You to have understand what ill-posed means and then figure out why your problem is ill-posed.

Did you skip the first line of output from CVX? It might say that is it solving the dual. if so, Mosek saying the problem is primal ill-posed means the original problem is dual ill-posed. Perhaps the feasible region has no relative interior, and to remove this ill-posedness, you need to redefine variables and constraints to be in a lower dimensional space in which there would be a relative interior.
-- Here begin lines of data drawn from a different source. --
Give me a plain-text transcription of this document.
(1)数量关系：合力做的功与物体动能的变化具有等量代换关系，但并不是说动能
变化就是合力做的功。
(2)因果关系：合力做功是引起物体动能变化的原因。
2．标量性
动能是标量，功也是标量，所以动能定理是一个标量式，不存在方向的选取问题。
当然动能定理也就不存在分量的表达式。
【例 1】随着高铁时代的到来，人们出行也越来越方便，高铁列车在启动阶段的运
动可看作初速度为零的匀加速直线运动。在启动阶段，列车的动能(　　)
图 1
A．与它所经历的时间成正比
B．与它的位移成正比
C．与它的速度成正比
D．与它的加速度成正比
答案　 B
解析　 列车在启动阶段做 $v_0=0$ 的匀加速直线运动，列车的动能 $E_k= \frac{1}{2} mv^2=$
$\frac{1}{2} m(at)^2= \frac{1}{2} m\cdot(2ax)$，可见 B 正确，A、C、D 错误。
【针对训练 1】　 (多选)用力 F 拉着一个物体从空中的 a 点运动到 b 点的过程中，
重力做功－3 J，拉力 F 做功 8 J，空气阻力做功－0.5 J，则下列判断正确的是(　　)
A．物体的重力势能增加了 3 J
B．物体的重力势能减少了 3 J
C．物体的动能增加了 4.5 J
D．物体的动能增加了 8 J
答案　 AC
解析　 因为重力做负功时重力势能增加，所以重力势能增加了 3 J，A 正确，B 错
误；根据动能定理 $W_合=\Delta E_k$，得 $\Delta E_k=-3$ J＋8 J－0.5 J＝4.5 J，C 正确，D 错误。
ok,thank you very much will try again


this constraint is based on taylor expansion, F1_ini and F2_ini are given points, i think this is the reason why the optimization problem is ill-posed

Are you showing us the code you actually ran? That constraint appears to have log_det, which is concave, on the LHS of <= constraint. That would be a non-convex constraint. so I think this should not be accepted by CVX. But it apparently was. Am I misreading the constraint?

thank you very much for reading my code, thank you very much

Your code keeps changing. We don’t know what goes with what. Your code deoes not have all the input data, so forum readers can’t run it.
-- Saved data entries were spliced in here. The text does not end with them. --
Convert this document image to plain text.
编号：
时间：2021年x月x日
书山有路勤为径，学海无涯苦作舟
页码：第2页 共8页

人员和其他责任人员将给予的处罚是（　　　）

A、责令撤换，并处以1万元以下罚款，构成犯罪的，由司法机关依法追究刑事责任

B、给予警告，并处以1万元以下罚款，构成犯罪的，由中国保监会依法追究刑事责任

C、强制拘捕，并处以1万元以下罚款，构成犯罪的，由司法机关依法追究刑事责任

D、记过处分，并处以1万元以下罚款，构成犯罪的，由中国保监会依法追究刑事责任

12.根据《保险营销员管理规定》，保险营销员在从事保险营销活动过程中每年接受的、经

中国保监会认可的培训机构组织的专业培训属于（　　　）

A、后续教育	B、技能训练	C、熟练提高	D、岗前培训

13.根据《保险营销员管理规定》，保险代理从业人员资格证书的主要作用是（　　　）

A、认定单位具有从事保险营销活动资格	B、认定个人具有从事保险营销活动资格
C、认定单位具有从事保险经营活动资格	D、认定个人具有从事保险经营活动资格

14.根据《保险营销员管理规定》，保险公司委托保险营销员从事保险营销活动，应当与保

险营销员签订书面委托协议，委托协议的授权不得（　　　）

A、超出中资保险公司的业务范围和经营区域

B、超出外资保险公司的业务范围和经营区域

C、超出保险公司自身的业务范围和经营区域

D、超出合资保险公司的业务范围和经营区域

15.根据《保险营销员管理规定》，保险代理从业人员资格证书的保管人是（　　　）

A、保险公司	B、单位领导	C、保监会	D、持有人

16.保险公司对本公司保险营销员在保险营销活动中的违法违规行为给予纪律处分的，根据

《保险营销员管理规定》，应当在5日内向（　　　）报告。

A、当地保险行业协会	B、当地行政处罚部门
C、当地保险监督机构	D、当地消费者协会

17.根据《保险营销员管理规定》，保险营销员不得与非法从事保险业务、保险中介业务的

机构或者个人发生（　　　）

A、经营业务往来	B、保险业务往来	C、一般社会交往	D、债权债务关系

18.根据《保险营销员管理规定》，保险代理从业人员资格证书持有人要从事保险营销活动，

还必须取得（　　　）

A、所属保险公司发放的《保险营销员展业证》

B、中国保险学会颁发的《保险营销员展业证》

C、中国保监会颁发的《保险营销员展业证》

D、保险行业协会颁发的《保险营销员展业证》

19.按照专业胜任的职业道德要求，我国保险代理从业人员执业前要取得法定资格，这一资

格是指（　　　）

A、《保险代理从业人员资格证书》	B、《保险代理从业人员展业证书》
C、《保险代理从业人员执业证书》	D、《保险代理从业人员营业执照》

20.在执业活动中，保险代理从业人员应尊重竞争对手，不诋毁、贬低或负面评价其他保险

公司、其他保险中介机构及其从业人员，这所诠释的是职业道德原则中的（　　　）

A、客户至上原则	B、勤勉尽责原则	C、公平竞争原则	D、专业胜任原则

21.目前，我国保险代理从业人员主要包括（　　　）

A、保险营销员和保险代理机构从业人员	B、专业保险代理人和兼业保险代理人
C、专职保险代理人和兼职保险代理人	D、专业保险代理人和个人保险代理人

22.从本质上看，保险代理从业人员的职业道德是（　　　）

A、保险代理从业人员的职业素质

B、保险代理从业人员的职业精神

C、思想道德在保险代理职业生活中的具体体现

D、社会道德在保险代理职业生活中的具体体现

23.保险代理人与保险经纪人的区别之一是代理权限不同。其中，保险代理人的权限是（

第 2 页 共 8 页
Your last post has cvx_precision best. Do not use that. Stick with the default.

I still don’t know why log_det(...) <= ... is accepted by CVX, if it actually is accepted.

Declaration of sdp mode doesn’t do anything in your code (but doesn’t do any harm), because you don’t use <= or >= to define semidefinite constraints.

ok,thank you very much

in the second constrain, F1_ini and F2_ini are constant matrix, optimal variable are F1,F2, so the second constraint is convex.

O.k., so log_det is a constant, and the constraint is affine. That resolves that mystery.

Do the equality constraints collectively constrain away the interior of the semidefinite (including log_det) constraints? Perhaps you could investigate this by changing semidefinite constraints to F1 >= 1e-4*eye(bs_antenna_number) and similarly with F2 and see whether the problem is still feasible. I’m not sure whether something should also be done with the log_det constraint. But if the modification of the semidefinite constraints results in infeasible, that suggests the lack of ability to satisfy the semidefintie constraints as strict enough definite constraints, might constitute iill-posedness of your problem formulation (Slater condition, which Mosek and other solvers rely on, not satisfied).

hello, is this warning tells me something cause the ill-posed situation?

You keep changing the problem. Now you have log(cvx_expression), so CVX’s unreliable successive approximation method was used because you specified sedumi as solver. You should instead use Mosek as solver, which will use Mosek’s native exponential cone capability, which is much more reliable, and likely faster.